6. Following a robust discussion by the panelists and audience, the following learning points and recommendations were made:
a) Infrastructure development is necessary for Nigeria to achieve economic prosperity and sustainable development. Thus, the need to attract private and domestic capital to fund and support critical infrastructure is paramount;
b) It is important that government ‘walks the talk’ by encouraging sanctity of contracts and transparency as well as plugging illicit outflows of revenue from the country;
c) Government needs to work towards encouraging the participation of the private sector in the Nigerian business environment. There should be conscious efforts towards partnering with the private sector to mobilize domestic resources, create quality jobs and lift people out of poverty;
d) Specific frameworks on Public-Private Partnership arrangements and concessions should be developed to address and finance Nigeria’s huge infrastructure deficit;
e) Provision of conducive business environment is necessary for the Small and Medium Scale Enterprises (SMEs) to thrive and adequately contribute to the development of the economy;
f) Technology should be leveraged for trade. There should also be a focus on adding value to the agricultural sector which currently generates low income levels to become more beneficial to stakeholders. One way to achieve this is the provision of power for crop preservation to eliminate post-harvest losses;
g) It is necessary to ensure that the current out-of-school children return to school, while improving the quality of education, health and general wellbeing of the Nigerian youth. This is critical to the future of the economy and security of the country;
h) There is a need for capacity building by capital market participants and regulators in order to maximize and harness the huge opportunities available in the market;
i) More hedging opportunities should be created in the Nigerian capital market, to facilitate market liquidity and efficiency;
j) The Finance Act is one of the most significant financial policies in about two (2) decades, addressing various issues through several amendments. Some of these issues are of high importance to the development of the Nigerian capital market, including those relating to REITs, securities lending, stamp duties and taxation of holding companies;
k) Also, the Act’s provision on taxation of insurance companies is expected to lead to improved performance and higher market valuation of these companies and ultimately, uplift the performance of equities;
l) Meanwhile, a number of complementary legislations are still required to support the Finance Act; these include the Petroleum Industry Bill, the Investment and Securities Act and the Companies and Allied Matters Act;
m) While the capital market community works on seeking further incentives from the government, it is equally necessary to identify existing disincentives that government could remove in order to further grow the capital market.
n) Shareholders in Nigeria are subjected to numerous taxes, making the effective tax rate on investors in Nigeria among the highest globally.
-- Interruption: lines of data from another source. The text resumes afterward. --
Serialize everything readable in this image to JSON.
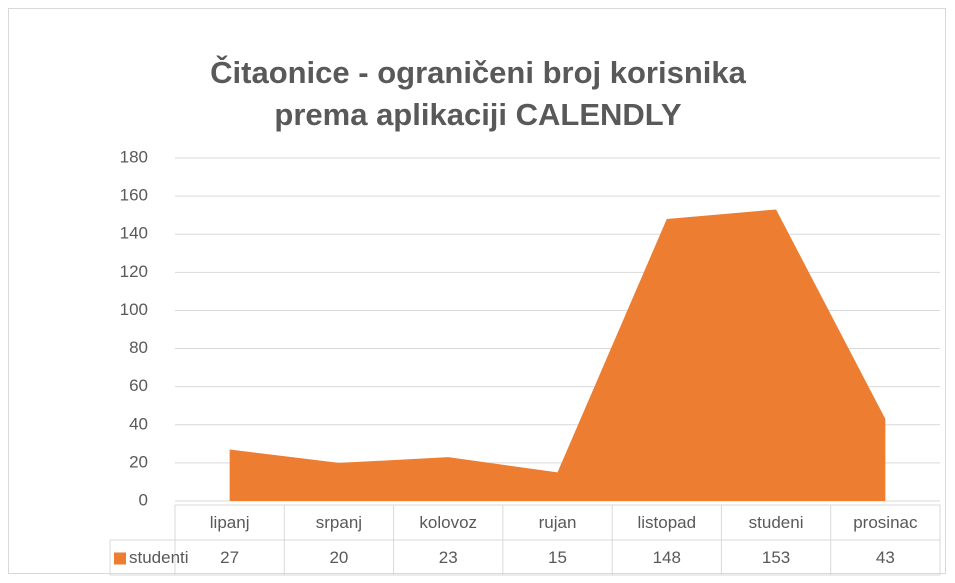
{
  "chart_data": {
    "type": "area",
    "title": "Čitaonice - ograničeni broj korisnika prema aplikaciji CALENDLY",
    "categories": [
      "lipanj",
      "srpanj",
      "kolovoz",
      "rujan",
      "listopad",
      "studeni",
      "prosinac"
    ],
    "series": [
      {
        "name": "studenti",
        "color": "#ed7d31",
        "values": [
          27,
          20,
          23,
          15,
          148,
          153,
          43
        ]
      }
    ],
    "ylim": [
      0,
      180
    ],
    "yticks": [
      0,
      20,
      40,
      60,
      80,
      100,
      120,
      140,
      160,
      180
    ],
    "grid": true
  }
}
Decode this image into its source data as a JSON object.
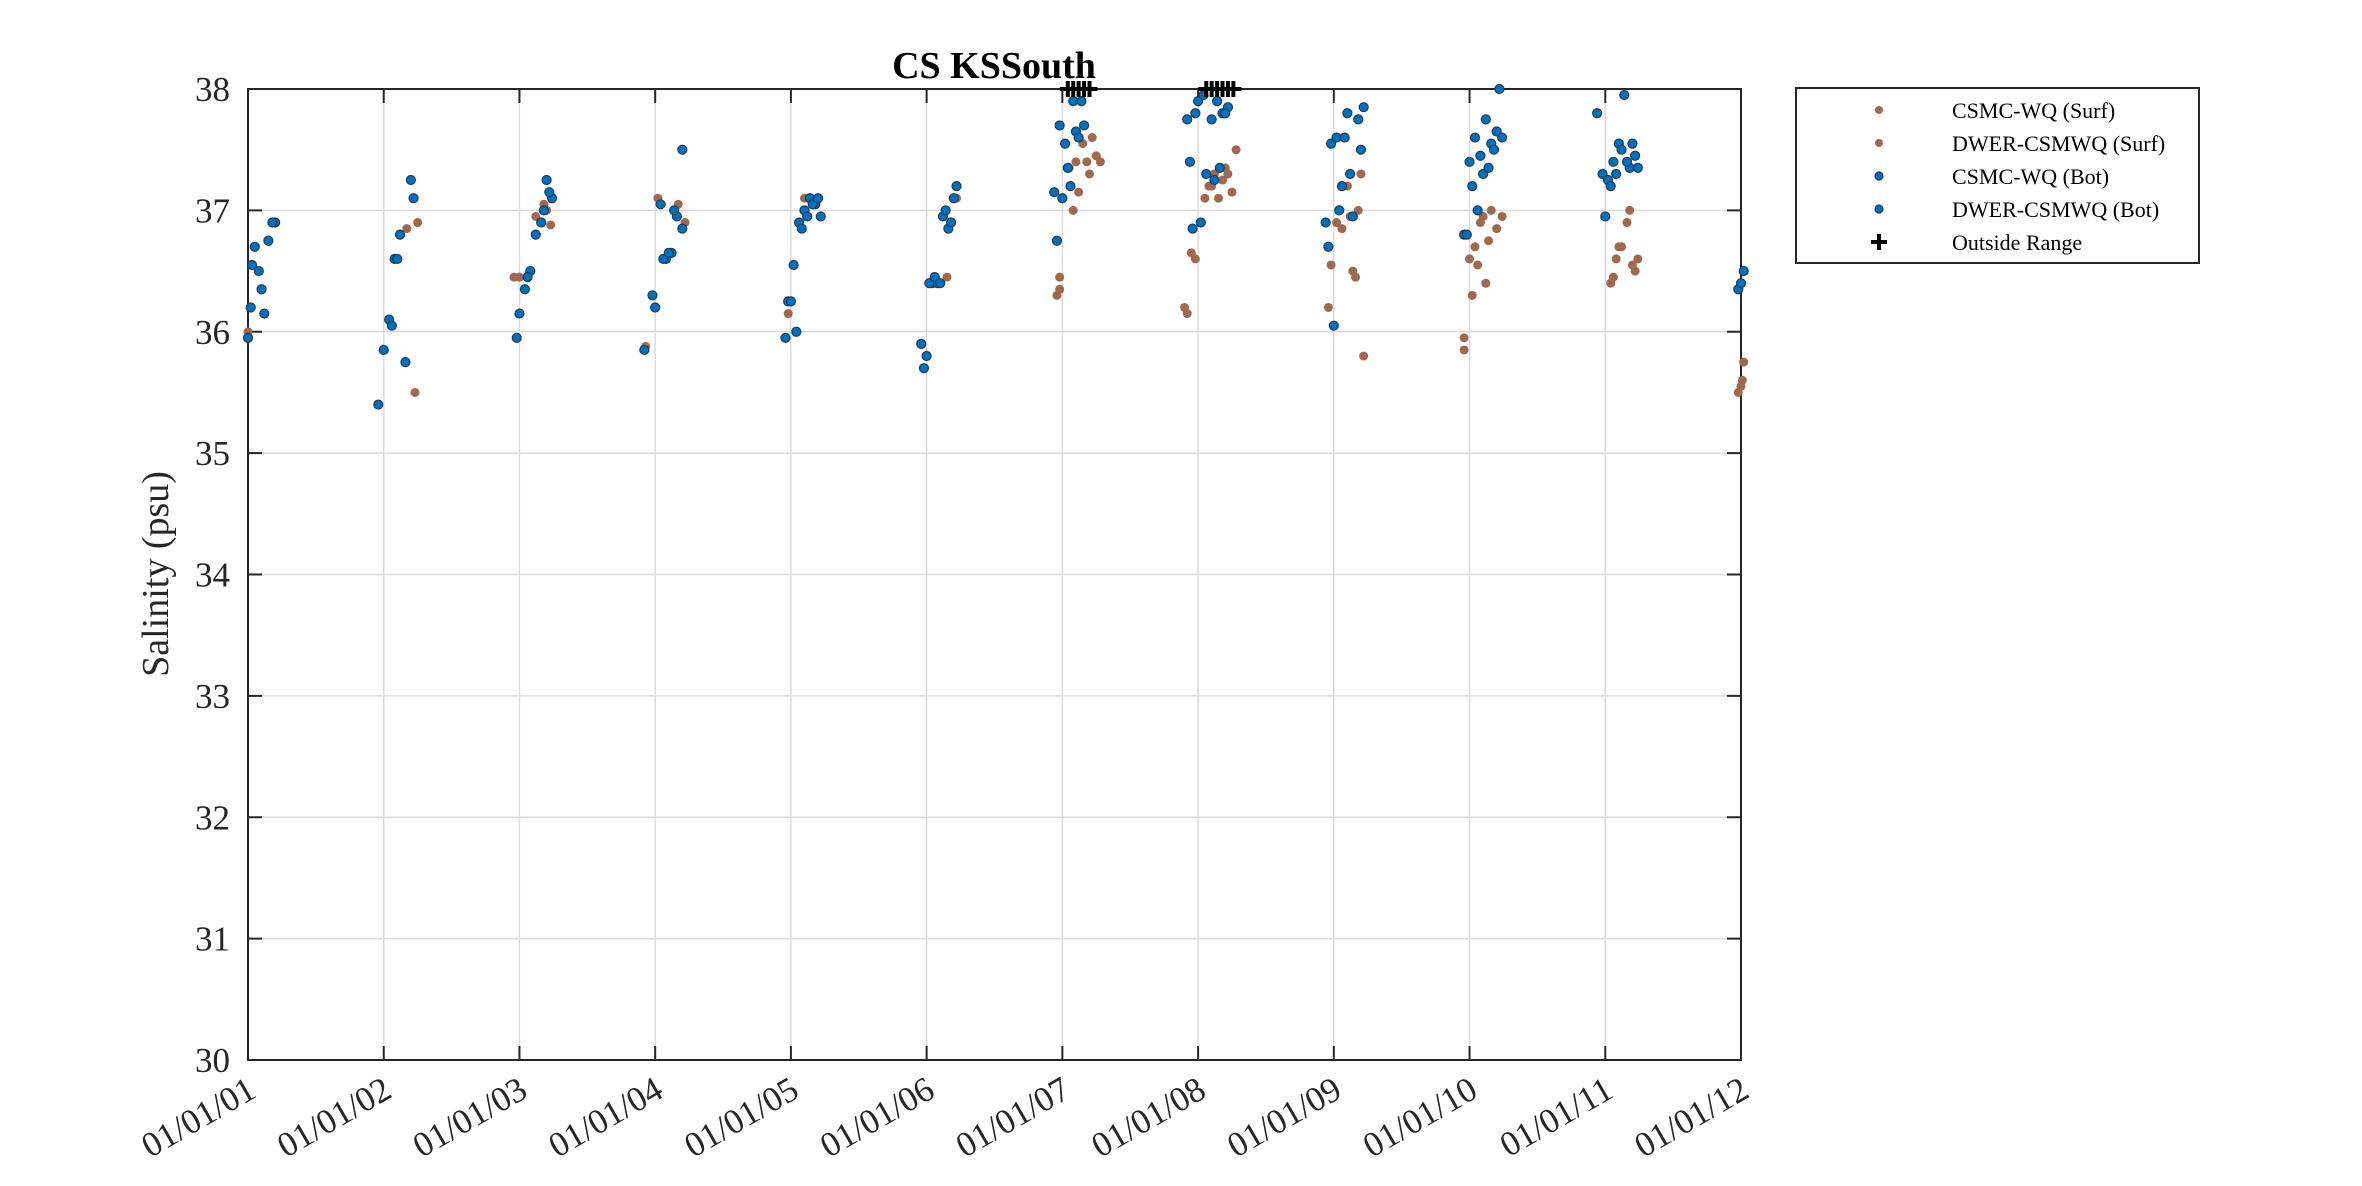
{
  "chart_data": {
    "type": "scatter",
    "title": "CS KSSouth",
    "xlabel": "",
    "ylabel": "Salinity (psu)",
    "ylim": [
      30,
      38
    ],
    "xlim": [
      2001,
      2012
    ],
    "grid": true,
    "legend_position": "outside-top-right",
    "y_ticks": [
      "30",
      "31",
      "32",
      "33",
      "34",
      "35",
      "36",
      "37",
      "38"
    ],
    "x_ticks": [
      "01/01/01",
      "01/01/02",
      "01/01/03",
      "01/01/04",
      "01/01/05",
      "01/01/06",
      "01/01/07",
      "01/01/08",
      "01/01/09",
      "01/01/10",
      "01/01/11",
      "01/01/12"
    ],
    "x_tick_values": [
      2001,
      2002,
      2003,
      2004,
      2005,
      2006,
      2007,
      2008,
      2009,
      2010,
      2011,
      2012
    ],
    "colors": {
      "surf": "#a0694f",
      "bot": "#0072bd",
      "bot_edge": "#1e3a5a",
      "outside": "#000000",
      "grid": "#dcdcdc",
      "axis": "#262626"
    },
    "series": [
      {
        "name": "CSMC-WQ (Surf)",
        "kind": "surf",
        "x": [
          2002.17,
          2002.23,
          2002.25,
          2003.12,
          2003.18,
          2003.23,
          2004.02,
          2004.17,
          2004.22,
          2006.15,
          2006.22,
          2006.96,
          2006.98,
          2007.1,
          2007.12,
          2007.15,
          2007.18,
          2007.2,
          2007.22,
          2007.25,
          2007.9,
          2007.95,
          2008.1,
          2008.12,
          2008.15,
          2008.18,
          2008.2,
          2008.25,
          2008.96,
          2008.98,
          2009.02,
          2009.06,
          2009.1,
          2009.14,
          2009.18,
          2009.22,
          2009.96,
          2010.0,
          2010.04,
          2010.08,
          2010.12,
          2010.16,
          2010.2,
          2011.04,
          2011.08,
          2011.12,
          2011.16,
          2011.2,
          2011.22,
          2012.0,
          2012.02
        ],
        "y": [
          36.85,
          35.5,
          36.9,
          36.95,
          37.05,
          36.88,
          37.1,
          37.05,
          36.9,
          36.45,
          37.1,
          36.3,
          36.45,
          37.4,
          37.15,
          37.55,
          37.4,
          37.3,
          37.6,
          37.45,
          36.2,
          36.65,
          37.2,
          37.3,
          37.1,
          37.25,
          37.35,
          37.15,
          36.2,
          36.55,
          36.9,
          36.85,
          37.2,
          36.5,
          37.0,
          35.8,
          35.85,
          36.6,
          36.7,
          36.9,
          36.4,
          37.0,
          36.85,
          36.4,
          36.6,
          36.7,
          36.9,
          36.55,
          36.5,
          35.55,
          35.75
        ]
      },
      {
        "name": "DWER-CSMWQ (Surf)",
        "kind": "surf",
        "x": [
          2001.0,
          2002.96,
          2003.0,
          2003.2,
          2003.93,
          2004.98,
          2005.1,
          2005.15,
          2006.98,
          2007.05,
          2007.08,
          2007.28,
          2007.92,
          2007.98,
          2008.05,
          2008.08,
          2008.22,
          2008.28,
          2009.0,
          2009.12,
          2009.16,
          2009.2,
          2009.96,
          2010.02,
          2010.06,
          2010.1,
          2010.14,
          2010.24,
          2011.06,
          2011.1,
          2011.18,
          2011.24,
          2011.98,
          2012.01
        ],
        "y": [
          36.0,
          36.45,
          36.45,
          37.0,
          35.88,
          36.15,
          37.1,
          37.1,
          36.35,
          37.35,
          37.0,
          37.4,
          36.15,
          36.6,
          37.1,
          37.2,
          37.3,
          37.5,
          36.05,
          36.95,
          36.45,
          37.3,
          35.95,
          36.3,
          36.55,
          36.95,
          36.75,
          36.95,
          36.45,
          36.7,
          37.0,
          36.6,
          35.5,
          35.6
        ]
      },
      {
        "name": "CSMC-WQ (Bot)",
        "kind": "bot",
        "x": [
          2001.02,
          2001.05,
          2001.08,
          2001.12,
          2001.15,
          2001.2,
          2001.96,
          2002.0,
          2002.04,
          2002.08,
          2002.12,
          2002.16,
          2002.2,
          2002.22,
          2002.98,
          2003.04,
          2003.08,
          2003.12,
          2003.16,
          2003.2,
          2003.24,
          2003.98,
          2004.04,
          2004.08,
          2004.12,
          2004.16,
          2004.2,
          2004.96,
          2004.98,
          2005.02,
          2005.06,
          2005.1,
          2005.14,
          2005.18,
          2005.22,
          2005.96,
          2005.98,
          2006.04,
          2006.08,
          2006.12,
          2006.16,
          2006.2,
          2006.94,
          2006.96,
          2006.98,
          2007.02,
          2007.06,
          2007.1,
          2007.14,
          2007.94,
          2007.96,
          2007.98,
          2008.0,
          2008.04,
          2008.1,
          2008.14,
          2008.18,
          2008.22,
          2008.94,
          2008.98,
          2009.02,
          2009.06,
          2009.1,
          2009.14,
          2009.18,
          2009.22,
          2009.96,
          2010.0,
          2010.04,
          2010.08,
          2010.12,
          2010.16,
          2010.2,
          2010.24,
          2010.94,
          2010.98,
          2011.02,
          2011.06,
          2011.1,
          2011.14,
          2011.18,
          2011.22,
          2011.98,
          2012.0,
          2012.02
        ],
        "y": [
          36.2,
          36.7,
          36.5,
          36.15,
          36.75,
          36.9,
          35.4,
          35.85,
          36.1,
          36.6,
          36.8,
          35.75,
          37.25,
          37.1,
          35.95,
          36.35,
          36.5,
          36.8,
          36.9,
          37.25,
          37.1,
          36.3,
          37.05,
          36.6,
          36.65,
          36.95,
          37.5,
          35.95,
          36.25,
          36.55,
          36.9,
          37.0,
          37.1,
          37.05,
          36.95,
          35.9,
          35.7,
          36.4,
          36.4,
          36.95,
          36.85,
          37.1,
          37.15,
          36.75,
          37.7,
          37.55,
          37.2,
          37.65,
          37.9,
          37.4,
          36.85,
          37.8,
          37.9,
          37.95,
          37.75,
          37.9,
          37.8,
          37.85,
          36.9,
          37.55,
          37.6,
          37.2,
          37.8,
          36.95,
          37.75,
          37.85,
          36.8,
          37.4,
          37.6,
          37.45,
          37.75,
          37.55,
          37.65,
          37.6,
          37.8,
          37.3,
          37.25,
          37.4,
          37.55,
          37.95,
          37.35,
          37.45,
          36.35,
          36.4,
          36.5
        ]
      },
      {
        "name": "DWER-CSMWQ (Bot)",
        "kind": "bot",
        "x": [
          2001.0,
          2001.03,
          2001.1,
          2001.18,
          2002.06,
          2002.1,
          2003.0,
          2003.06,
          2003.18,
          2003.22,
          2003.92,
          2004.0,
          2004.06,
          2004.1,
          2004.14,
          2004.2,
          2005.0,
          2005.04,
          2005.08,
          2005.12,
          2005.16,
          2005.2,
          2006.0,
          2006.02,
          2006.06,
          2006.1,
          2006.14,
          2006.18,
          2006.22,
          2007.0,
          2007.04,
          2007.08,
          2007.12,
          2007.16,
          2007.92,
          2008.02,
          2008.06,
          2008.12,
          2008.16,
          2008.2,
          2008.96,
          2009.0,
          2009.04,
          2009.08,
          2009.12,
          2009.2,
          2009.98,
          2010.02,
          2010.06,
          2010.1,
          2010.14,
          2010.18,
          2010.22,
          2011.0,
          2011.04,
          2011.08,
          2011.12,
          2011.16,
          2011.2,
          2011.24
        ],
        "y": [
          35.95,
          36.55,
          36.35,
          36.9,
          36.05,
          36.6,
          36.15,
          36.45,
          37.0,
          37.15,
          35.85,
          36.2,
          36.6,
          36.65,
          37.0,
          36.85,
          36.25,
          36.0,
          36.85,
          36.95,
          37.05,
          37.1,
          35.8,
          36.4,
          36.45,
          36.4,
          37.0,
          36.9,
          37.2,
          37.1,
          37.35,
          37.9,
          37.6,
          37.7,
          37.75,
          36.9,
          37.3,
          37.25,
          37.35,
          37.8,
          36.7,
          36.05,
          37.0,
          37.6,
          37.3,
          37.5,
          36.8,
          37.2,
          37.0,
          37.3,
          37.35,
          37.5,
          38.0,
          36.95,
          37.2,
          37.3,
          37.5,
          37.4,
          37.55,
          37.35
        ]
      },
      {
        "name": "Outside Range",
        "kind": "outside",
        "x": [
          2007.04,
          2007.08,
          2007.12,
          2007.16,
          2007.2,
          2008.06,
          2008.1,
          2008.14,
          2008.18,
          2008.22,
          2008.26
        ],
        "y": [
          38,
          38,
          38,
          38,
          38,
          38,
          38,
          38,
          38,
          38,
          38
        ]
      }
    ]
  }
}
Hence, a reduction in the effective tax rate on equity investments as well as further corporate tax cuts is necessary to increase Nigeria’s competitiveness in attracting capital;
o) The Nigerian government has always budgeted for deficit. Although this may appear inevitable in the presence of weak government revenue, government still needs to design innovative ways of financing its budgets and avoid perpetual budget deficit.
p) Budget variances over the years have been large; suggesting the need to have more realistic budgets.
q) Advocacy efforts should be made to government to conserve the nation’s scarce resources as this is fundamental to budget performance; and
r) Future budget seminar presentations should consider the aggregate budget, including sub-national figures, so as to capture the comprehensive impact of budget on the economy and the capital market.